Show HN: 1 min workouts for people who sit all day
102 melvinzammit 39 5/24/2025, 8:41:41 PM shortreps.com ↗
I am a software developer and in the last few months after recently becoming a father I was barely finding time for a proper workout. Recently I was reading about new research on Snack Exercises and how beneficial mini workouts of less than 2mins every so often, during the day are to our body. So, I decided to build an iOS App for me and others to help with this. The app generates a list of exercises that I need to tick to complete daily or loose my streak. The algorithm takes into account muscle groups and balancing the exercises to hit most main muscles. I also stayed going through all exercises and adding a couple of alternative exercises in case I don't feel like the recommended exercise. Since I'm not a trainer I commissioned professional exercise posture video guides and animations by an exercise expert which I attached to each exercise.
I uploaded the app on the app store for free and no ads. If this is something that interests you, I want to hear how you balance a long day on your desk vs exercise.
I’m going to try it out this week and give feedback.
Some immediate feedback if it helps - the “Your List Expires at Midnight” screen is pretty confusing. I think I understand what you’re saying on this screen. But the presentation of the icons really threw me off, I’m not sure what they’re trying to convey.
Nonetheless I’m really excited to give it a try. If there’s a particular place where you’d like feedback, let me know.
But I could not help but be reminded of this hilarious Ben Stiller scene:
https://m.youtube.com/watch?v=9y5K3KsuQ_M
OP wrote an app to solve their own problem and made it available for free for others to use if they find it helpful. It should shock no one and certainly should not trigger any judgement or attacks from anyone that they chose to write the app for the platform which they themselves use.
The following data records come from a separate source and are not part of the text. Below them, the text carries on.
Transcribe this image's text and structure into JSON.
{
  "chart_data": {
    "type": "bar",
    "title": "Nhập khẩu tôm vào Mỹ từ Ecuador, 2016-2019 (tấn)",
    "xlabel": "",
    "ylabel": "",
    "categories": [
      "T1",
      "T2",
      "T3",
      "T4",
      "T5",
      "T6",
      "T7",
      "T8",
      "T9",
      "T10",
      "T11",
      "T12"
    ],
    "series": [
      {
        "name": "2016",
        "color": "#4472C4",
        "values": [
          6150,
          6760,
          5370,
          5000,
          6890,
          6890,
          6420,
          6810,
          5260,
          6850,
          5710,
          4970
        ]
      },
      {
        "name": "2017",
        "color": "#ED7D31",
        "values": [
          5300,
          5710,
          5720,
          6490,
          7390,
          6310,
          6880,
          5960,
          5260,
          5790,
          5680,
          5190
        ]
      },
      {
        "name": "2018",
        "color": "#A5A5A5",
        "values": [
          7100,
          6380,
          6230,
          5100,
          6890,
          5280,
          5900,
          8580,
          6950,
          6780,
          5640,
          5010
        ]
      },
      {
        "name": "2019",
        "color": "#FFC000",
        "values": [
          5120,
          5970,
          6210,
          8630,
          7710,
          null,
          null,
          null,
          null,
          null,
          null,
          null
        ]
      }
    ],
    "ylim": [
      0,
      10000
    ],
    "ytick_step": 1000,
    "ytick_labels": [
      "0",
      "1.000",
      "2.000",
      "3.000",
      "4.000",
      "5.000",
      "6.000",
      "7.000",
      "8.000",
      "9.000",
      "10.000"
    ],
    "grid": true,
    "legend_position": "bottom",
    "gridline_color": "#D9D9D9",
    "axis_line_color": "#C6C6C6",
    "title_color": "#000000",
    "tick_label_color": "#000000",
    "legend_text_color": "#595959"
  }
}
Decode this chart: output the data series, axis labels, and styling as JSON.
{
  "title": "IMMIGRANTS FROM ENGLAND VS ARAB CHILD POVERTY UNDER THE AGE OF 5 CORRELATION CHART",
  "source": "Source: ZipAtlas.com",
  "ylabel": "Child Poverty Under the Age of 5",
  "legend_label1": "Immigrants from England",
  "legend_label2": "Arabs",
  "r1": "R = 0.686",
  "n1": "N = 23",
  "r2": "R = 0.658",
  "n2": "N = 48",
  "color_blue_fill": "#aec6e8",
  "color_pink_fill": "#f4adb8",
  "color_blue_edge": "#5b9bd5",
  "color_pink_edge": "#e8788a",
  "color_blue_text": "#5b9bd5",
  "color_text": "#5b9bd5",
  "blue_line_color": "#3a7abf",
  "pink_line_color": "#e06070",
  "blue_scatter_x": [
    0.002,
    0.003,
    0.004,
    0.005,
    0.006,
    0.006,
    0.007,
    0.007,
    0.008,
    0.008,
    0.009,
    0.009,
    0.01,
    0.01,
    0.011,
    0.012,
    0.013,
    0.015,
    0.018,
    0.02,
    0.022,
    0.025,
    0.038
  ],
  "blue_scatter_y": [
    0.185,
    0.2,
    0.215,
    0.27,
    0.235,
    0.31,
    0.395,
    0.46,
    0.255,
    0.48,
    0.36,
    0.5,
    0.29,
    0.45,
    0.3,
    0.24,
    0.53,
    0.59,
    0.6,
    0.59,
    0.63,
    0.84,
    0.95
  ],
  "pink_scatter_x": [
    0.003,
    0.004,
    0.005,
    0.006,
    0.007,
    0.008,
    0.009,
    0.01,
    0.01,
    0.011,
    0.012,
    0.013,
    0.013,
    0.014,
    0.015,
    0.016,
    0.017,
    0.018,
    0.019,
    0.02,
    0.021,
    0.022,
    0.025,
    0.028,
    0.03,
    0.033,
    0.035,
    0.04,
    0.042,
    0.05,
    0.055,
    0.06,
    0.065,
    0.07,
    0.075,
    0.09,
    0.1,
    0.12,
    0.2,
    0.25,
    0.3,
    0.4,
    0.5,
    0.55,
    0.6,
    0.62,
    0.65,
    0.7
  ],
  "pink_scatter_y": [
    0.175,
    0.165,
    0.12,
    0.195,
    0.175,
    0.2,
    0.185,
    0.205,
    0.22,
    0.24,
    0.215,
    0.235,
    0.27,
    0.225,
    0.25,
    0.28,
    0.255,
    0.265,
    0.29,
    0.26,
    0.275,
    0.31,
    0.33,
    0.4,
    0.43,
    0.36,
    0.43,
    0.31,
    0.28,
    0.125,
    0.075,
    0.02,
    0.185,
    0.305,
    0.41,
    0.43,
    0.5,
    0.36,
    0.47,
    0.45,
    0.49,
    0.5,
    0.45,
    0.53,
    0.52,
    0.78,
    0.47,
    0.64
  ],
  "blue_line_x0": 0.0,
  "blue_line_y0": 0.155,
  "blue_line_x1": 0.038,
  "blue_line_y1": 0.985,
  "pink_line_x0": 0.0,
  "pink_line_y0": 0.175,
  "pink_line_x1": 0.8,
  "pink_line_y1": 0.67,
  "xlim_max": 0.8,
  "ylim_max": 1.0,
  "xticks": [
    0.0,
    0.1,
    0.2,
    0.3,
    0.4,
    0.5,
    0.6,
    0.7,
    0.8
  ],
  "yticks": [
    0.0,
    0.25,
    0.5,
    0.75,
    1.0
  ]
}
If OP made the app cross-compatible it wouldn’t look as nice on iOS, or he’d have to essentially make two separate frontends. You could argue for either option but it’s not “no excuse”.
If there's one thing I've learned from a few decades on the internet it's that the only way to avoid entitled whining is to never, ever release anything, especially not for free.
Looks great btw!
Very very minor spelling feedback. "Lose" not "Loose".
Do things that actually make a difference, which means heavy barbell training. Anything else is generally subpar and inefficient, the main issue being no meaningful progression can be made after the first few weeks.
Heavy compound barbell training (squat, press, bench, deadlift) can be progressed and adapted to for decades. It's also an extremely efficient use of time.
In the vein of atomic habits, reducing a task to its minimal effective dose is great for starting new habits.
For people that sit all day, a 1min exercise snack makes a lot of sense. After that becomes easy and routine then gradually increasing the duration and difficulty up until a typical 30-45 min workout 2-4x a week is a great end goal.
Anyway, I haven't tried the app since I'm not really the target audience, but if it doesn't already, I do think that allowing users to put in a list of all their available equipment for the AI to factor in when recommending workouts would be great. Maybe even let it recommend equipment that aligns with the user's fitness goals and space/budget constraints (possibly as an opt-in feature), and slap on an Amazon referral code. A single 1RM deadlift or a couple bench press reps every now and then would do someone who would otherwise be sedentary much more good than grinding out a bunch of pushups or jumping jacks or whatever.
Of course, integrating potentially dangerous equipment and movements also makes proper form and safety guidance that much more critical, so it isn't something that I'd want to rush without proper testing. It'd be cool if it could watch you on video and give AI-generated real-time feedback, or at least provide recommended resources to find a personal trainer if you need one.
HIIT burpees is the most brutal thing I've found so far that fits in a 5 minute break.
Disclaimer: just a regular viewer of the channel.
I'd like to see some of the videos without having to install the app.
Unfortunately it isn't proper etiquette at work
This "you can work out in 1 minute" is just another version of the 80's/90's "crunch your abs /air box / step your way to this beach body!" crap.
The studies are bunk - done on college-age people whose bodies are already in pretty good fitness.
Exercise is work.
It's hard.
It's supposed to be.
There are no shortcuts.
You need to get lots of low intensity exercise, a moderate amount of...well...moderate intensity, and a bit of very high intensity exercise. Ideally in that order - establish a "base" over weeks if not months before you dip much into the latter two.